GSI Analysis: New Jersey GDP & Personal Income Strong in Q3
- State GDP growth is 10th in the nation in the third quarter.
- Personal income also grew faster than the nation, led by gains in earnings.
- Household price growth was less than the nation in 2021, but housing and utility costs stay very high.
MORRISTOWN, NJ – On December 23rd, the U.S. Bureau of Economic Analysis issued its report on the Gross Domestic Product by State and Personal Income by State, 3rd Quarter 2022, covering the months of July through September 2022. Dr. Charles Steindel, the former Chief Economist of the State of New Jersey, analyzed the report for the Garden State Initiative:
We received some good economic numbers going into the holiday weekend.
New Jersey’s real GDP grew at a healthy 3.9% annual rate in the third quarter. That was higher than the nation’s 3.2% figure and ranked us 10th in the country—and higher than any other state in the Northeast. State real GDP numbers are compiled from estimates of industry output. In the second quarter, we were hurt by an odd weakness in nondurable goods manufacturing, but in the third quarter, we were aided by a marked rebound in that sector.

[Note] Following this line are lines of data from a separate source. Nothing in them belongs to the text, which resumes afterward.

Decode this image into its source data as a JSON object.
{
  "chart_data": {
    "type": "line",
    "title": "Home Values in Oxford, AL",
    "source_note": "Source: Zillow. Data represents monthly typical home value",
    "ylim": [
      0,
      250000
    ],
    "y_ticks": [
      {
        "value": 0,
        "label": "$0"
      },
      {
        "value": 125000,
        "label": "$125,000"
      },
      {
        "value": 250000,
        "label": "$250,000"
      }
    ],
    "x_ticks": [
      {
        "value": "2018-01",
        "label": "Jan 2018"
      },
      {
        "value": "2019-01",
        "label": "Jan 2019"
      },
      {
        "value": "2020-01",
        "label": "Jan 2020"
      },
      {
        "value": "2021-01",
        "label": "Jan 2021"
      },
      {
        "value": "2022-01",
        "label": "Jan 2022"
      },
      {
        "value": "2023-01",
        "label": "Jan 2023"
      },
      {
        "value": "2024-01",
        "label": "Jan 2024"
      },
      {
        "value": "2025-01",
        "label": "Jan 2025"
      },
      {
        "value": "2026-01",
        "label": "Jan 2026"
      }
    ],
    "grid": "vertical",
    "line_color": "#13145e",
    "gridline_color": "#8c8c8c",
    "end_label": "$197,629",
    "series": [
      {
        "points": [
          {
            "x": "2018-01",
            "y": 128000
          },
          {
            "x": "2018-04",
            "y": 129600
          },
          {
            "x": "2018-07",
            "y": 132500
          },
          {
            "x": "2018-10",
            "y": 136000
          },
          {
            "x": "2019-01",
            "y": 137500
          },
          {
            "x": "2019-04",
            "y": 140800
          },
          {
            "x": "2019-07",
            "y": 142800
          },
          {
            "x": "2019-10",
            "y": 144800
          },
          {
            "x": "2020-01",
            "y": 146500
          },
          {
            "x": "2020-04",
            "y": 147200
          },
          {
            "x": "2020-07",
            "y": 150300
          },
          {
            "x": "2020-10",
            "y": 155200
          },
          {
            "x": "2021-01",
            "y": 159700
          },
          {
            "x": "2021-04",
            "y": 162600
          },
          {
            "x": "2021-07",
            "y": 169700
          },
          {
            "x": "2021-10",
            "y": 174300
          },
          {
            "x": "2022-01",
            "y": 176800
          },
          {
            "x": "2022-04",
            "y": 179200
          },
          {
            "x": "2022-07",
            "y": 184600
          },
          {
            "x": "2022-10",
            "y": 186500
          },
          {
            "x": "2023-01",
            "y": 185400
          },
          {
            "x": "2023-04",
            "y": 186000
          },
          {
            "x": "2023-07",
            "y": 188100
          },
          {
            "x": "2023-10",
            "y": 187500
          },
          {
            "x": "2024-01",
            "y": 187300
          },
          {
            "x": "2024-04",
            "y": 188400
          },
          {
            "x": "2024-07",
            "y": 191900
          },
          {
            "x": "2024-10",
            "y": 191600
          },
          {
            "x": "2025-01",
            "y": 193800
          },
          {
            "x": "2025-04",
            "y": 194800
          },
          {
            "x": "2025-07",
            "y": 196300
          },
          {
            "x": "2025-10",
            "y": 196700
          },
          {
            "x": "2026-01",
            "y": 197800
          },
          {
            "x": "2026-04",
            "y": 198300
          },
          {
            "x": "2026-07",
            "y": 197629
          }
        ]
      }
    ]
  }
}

Personal income in the state was also strong in the third quarter, growing at a 5.5% rate—18th in the nation. In this case, two other Northeastern states, Maine and Delaware were higher than us. In both those states, there were unusually strong increases in transfer payments (incredibly strong in Maine), while that income category fell here. In contrast, the 7.2% rate of growth of “net earnings” (employee compensation plus the income of noncorporate businesses) in New Jersey was the highest figure.
Is Inflation Impacting New Jersey Income Growth?
A natural question is how much has inflation taken off from the state’s income growth—are price increases in New Jersey slower, faster, or the same as the national numbers? Surprisingly, price increases have apparently been, on average, no higher and, perhaps a bit lower recently in this area than elsewhere.
As of November, the Consumer Price Index for the New York-Newark-New Jersey area was 5.9% higher than in November 2021, compared to a national increase of 7.0%. The latest figure for the Philadelphia-Camden-Wilmington area is from October; that was up 7.8% from a year earlier, matching the national mark. Furthermore, last week the US Bureau of Economic Analysis (BEA) released estimates for 2021 of real and current-dollar spending by state. New Jersey’s price index grew 2.6% last year, which was noticeably under the 4.0% national increase.
Of course, relatively low growth in a year or two doesn’t alter the fact that the level of prices here is much higher than the national average. BEA estimates that the cost of living in 2021 in New Jersey was 9.1% higher than average. This gap is almost entirely due to higher costs for housing (34.6%) and utility (17.9%).